Big contractors’ denials that they directly contracted Batres’s company “and therefore had no knowledge of the reported abuses taking place on their projects, is highly disappointing,” CTUL added. “This does not offer any meaningful solution to the problems faced by construction workers, beyond cooperation with law enforcement once such abuses are uncovered.”
“Let’s be clear. This approach from developers and general contractors does nothing to detect and remedy existing abuses or to prevent future abuses. Worse, by denying ultimate responsibility for the working conditions on their projects, it is all but guaranteed that such abuses will continue to take place unchecked,” CTUL warned.
Labor trafficking in the U.S., including in the construction industry, is probably underreported, the U.S. State Department’s most recent report on human rights worldwide shows. Most labor trafficking is intertwined with the illegal sex trade, and most of it involved communities of color, the data adds. Native American workers were particularly vulnerable, it noted.
“Non-government organizations (NGOs) and survivor advocates called for increased collaboration between law enforcement, service providers, and survivors, including in preparation for enforcement actions. They also called for the development of best practices to identify and respond to the increased use of technology, including social media,” to find and aid victims of labor trafficking, the report adds.
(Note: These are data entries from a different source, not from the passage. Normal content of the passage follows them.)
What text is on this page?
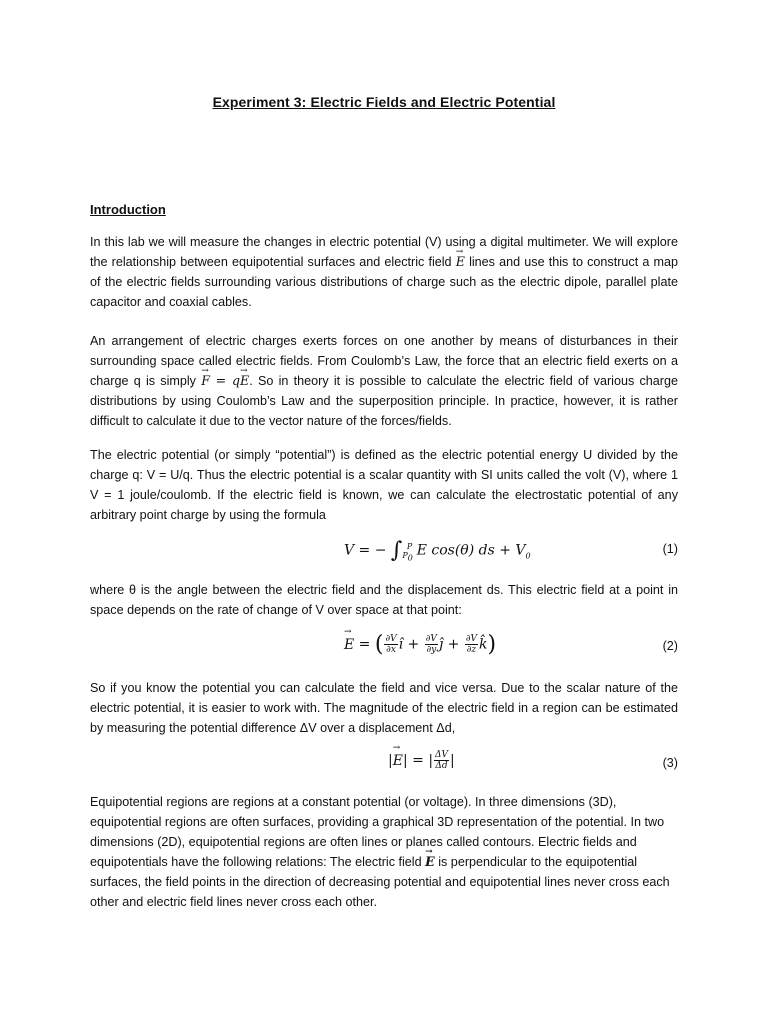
Experiment 3: Electric Fields and Electric Potential
Introduction

In this lab we will measure the changes in electric potential (V) using a digital multimeter. We will explore the relationship between equipotential surfaces and electric field → E lines and use this to construct a map of the electric fields surrounding various distributions of charge such as the electric dipole, parallel plate capacitor and coaxial cables.

An arrangement of electric charges exerts forces on one another by means of disturbances in their surrounding space called electric fields. From Coulomb’s Law, the force that an electric field exerts on a charge q is simply → F = q→ E. So in theory it is possible to calculate the electric field of various charge distributions by using Coulomb’s Law and the superposition principle. In practice, however, it is rather difficult to calculate it due to the vector nature of the forces/fields.

The electric potential (or simply “potential”) is defined as the electric potential energy U divided by the charge q: V = U/q. Thus the electric potential is a scalar quantity with SI units called the volt (V), where 1 V = 1 joule/coulomb. If the electric field is known, we can calculate the electrostatic potential of any arbitrary point charge by using the formula

V = − $\int_{P0}^P$ E cos(θ) ds + $V_0$	(1)

where θ is the angle between the electric field and the displacement ds. This electric field at a point in space depends on the rate of change of V over space at that point:

→ E = ( $\frac{\partial V}{\partial x}$ î + $\frac{\partial V}{\partial y}$ ĵ + $\frac{\partial V}{\partial z}$ k̂)	(2)

So if you know the potential you can calculate the field and vice versa. Due to the scalar nature of the electric potential, it is easier to work with. The magnitude of the electric field in a region can be estimated by measuring the potential difference ΔV over a displacement Δd,

|→ E| = | $\frac{\Delta V}{\Delta d}$ |	(3)

Equipotential regions are regions at a constant potential (or voltage). In three dimensions (3D), equipotential regions are often surfaces, providing a graphical 3D representation of the potential. In two dimensions (2D), equipotential regions are often lines or planes called contours. Electric fields and equipotentials have the following relations: The electric field → E is perpendicular to the equipotential surfaces, the field points in the direction of decreasing potential and equipotential lines never cross each other and electric field lines never cross each other.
In fiscal year 2017, which ended Sept. 30, 2017, the federal Homeland Security Department “opened 833 investigations possibly involving human trafficking, a decrease from 1,029 in FY 2016.” The Justice Department “formally opened 782 human trafficking investigations, a decrease from 843 in FY 2016.” Justice started 282 prosecutions in fiscal 2017, up 41 from the year before. But only 16 of the 282 involved labor trafficking. The feds have no central source of state and local labor trafficking investigations and prosecutions, the State Department human rights report notes.
And NGOs “continued to report state and local law enforcement demonstrated uncertainty regarding their authority to investigate and prosecute forced labor cases and lacked formal structures to increase the identification of such cases,” the report adds.